Benji felt totally fine today. Just once, as we were getting into the car to go to school, he said, “My tummy will feel better as the day goes on, right?” I asked him if it was hurting, and he said it was, a little. Then he moved on to the next thing, like it was no big deal. I’m so grateful. I feel like yesterday’s experience offered us valuable lessons moving forward.
After another busy day of work and school for everyone, we hustled and bustled around to more practices: guitar for Benji, and a meeting for Banyan to discuss a tackle football skills and conditioning workshop he wants to attend. I have been on the fence about allowing this for quite some time. I’ve read the science, I know the statistics. I’ve thought, I already have one child at risk. Am I crazy for putting my other child in harm’s way? His flag coaches have told me what a natural talent he has, and I can see it on the field. He’s about to age out of flag football, and he is desperate to go to the next level. He has begged me. Pleaded with me. But more than all of that, I have never seen Banyan experience such joy, or such confidence, as he experiences when he’s playing football. And during this last year, joy and confidence have not come easily for our eldest boy. So, we will start with this skills and conditioning workshop, and see what happens. We are prioritizing joy over fear.

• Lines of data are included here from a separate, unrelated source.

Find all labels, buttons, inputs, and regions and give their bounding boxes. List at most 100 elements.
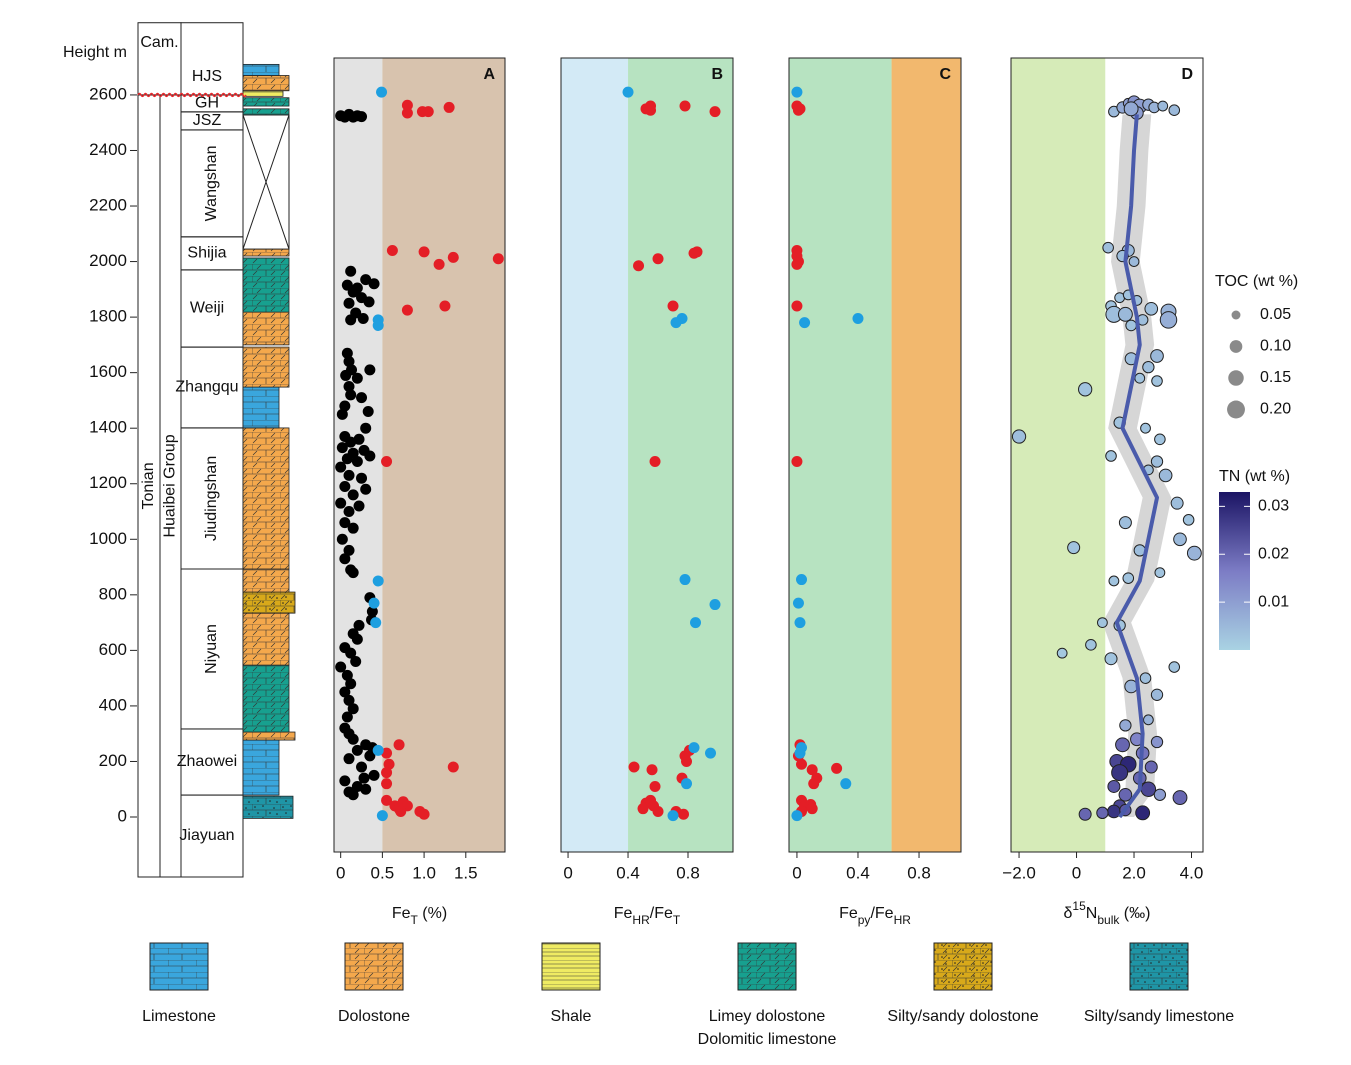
panel-letter: A (483, 66, 495, 83)
data-point (681, 755, 693, 767)
data-bubble (1085, 639, 1097, 651)
data-point (678, 808, 690, 820)
toc-legend-symbol (1231, 310, 1241, 320)
data-bubble (1118, 516, 1132, 530)
shaded-band (382, 58, 505, 852)
x-tick-label: 4.0 (1180, 863, 1204, 882)
data-point (791, 300, 803, 312)
y-tick-label: 2400 (89, 140, 127, 159)
shaded-band (1011, 58, 1106, 852)
data-bubble (1122, 572, 1135, 584)
panel-letter: C (939, 66, 951, 83)
colorbar-tick-label: 0.03 (1258, 498, 1289, 515)
formation-label: JSZ (193, 112, 222, 129)
toc-legend-label: 0.20 (1260, 401, 1291, 418)
x-tick-label: 0 (336, 863, 345, 882)
y-tick-label: 600 (99, 640, 127, 659)
x-tick-label: −2.0 (1002, 863, 1036, 882)
shaded-band (561, 58, 629, 852)
panel-letter: B (711, 66, 723, 83)
colorbar-tick-label: 0.01 (1258, 593, 1289, 610)
data-point (347, 489, 359, 501)
data-point (395, 805, 407, 817)
data-point (335, 661, 347, 673)
data-point (667, 300, 679, 312)
data-point (366, 605, 378, 617)
data-point (667, 810, 679, 822)
trend-band (1102, 114, 1172, 818)
data-point (791, 86, 803, 98)
data-bubble (1168, 661, 1181, 673)
data-point (372, 575, 384, 587)
data-point (335, 497, 347, 509)
data-point (794, 747, 806, 759)
formation-label: Zhangqu (175, 379, 238, 396)
data-point (353, 500, 365, 512)
data-bubble (1119, 719, 1132, 732)
data-point (347, 522, 359, 534)
lithology-block (242, 795, 294, 819)
data-point (679, 574, 691, 586)
data-bubble (1067, 541, 1081, 555)
data-bubble (1097, 617, 1108, 629)
lithology-swatch (149, 942, 209, 991)
x-axis-title-part: N (1086, 905, 1098, 922)
shaded-band (628, 58, 733, 852)
data-point (709, 106, 721, 118)
data-bubble (1117, 306, 1133, 322)
data-point (364, 450, 376, 462)
data-point (360, 274, 372, 286)
x-axis-title: FeT (%) (392, 905, 447, 927)
data-point (368, 597, 380, 609)
data-point (447, 251, 459, 263)
toc-legend-symbol (1228, 370, 1244, 386)
data-point (341, 347, 353, 359)
data-point (357, 313, 369, 325)
data-bubble (1157, 100, 1169, 112)
data-point (628, 761, 640, 773)
data-bubble (1140, 781, 1157, 797)
lithology-block (242, 108, 290, 116)
data-bubble (1135, 805, 1151, 821)
data-bubble (1150, 455, 1164, 468)
data-point (347, 789, 359, 801)
x-axis-title-part: bulk (1097, 913, 1120, 927)
data-point (341, 711, 353, 723)
data-point (336, 442, 348, 454)
x-tick-label: 0.5 (371, 863, 395, 882)
x-axis-title-part: T (673, 913, 681, 927)
y-tick-label: 1400 (89, 418, 127, 437)
lithology-block (242, 75, 290, 92)
x-tick-label: 0.4 (616, 863, 640, 882)
data-bubble (1154, 433, 1166, 446)
x-tick-label: 0 (563, 863, 572, 882)
lithology-block (242, 97, 290, 107)
data-bubble (1172, 790, 1188, 805)
data-point (806, 764, 818, 776)
x-tick-label: 1.0 (412, 863, 436, 882)
data-point (350, 655, 362, 667)
data-bubble (1144, 760, 1158, 774)
lithology-block (242, 427, 290, 570)
data-point (791, 810, 803, 822)
data-bubble (1102, 241, 1114, 254)
lithology-block (242, 731, 296, 741)
data-point (340, 369, 352, 381)
data-point (347, 703, 359, 715)
formation-label: Jiudingshan (203, 456, 220, 541)
data-bubble (1150, 688, 1164, 701)
x-axis-title: δ15Nbulk (‰) (1064, 899, 1151, 927)
data-point (356, 392, 368, 404)
data-point (652, 805, 664, 817)
data-point (341, 453, 353, 465)
data-bubble (1144, 301, 1159, 316)
data-point (376, 86, 388, 98)
data-point (347, 567, 359, 579)
data-point (362, 406, 374, 418)
data-point (381, 767, 393, 779)
x-tick-label: 0.4 (846, 863, 870, 882)
data-point (649, 780, 661, 792)
x-axis-title-part: py (858, 913, 871, 927)
data-bubble (1153, 788, 1167, 801)
data-point (343, 506, 355, 518)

We came home from the football meeting just a few minutes before Michael came home from work. We all sat down for stir-fry and our nightly game of Two Truths and a Lie. Benji is experiencing the week-after-steroids effects fully, and at one point he climbed up onto the table and screamed at the top of his lungs. But we roll with it. On the nights that it works out this way, where we are all together around the table, things just feel so right.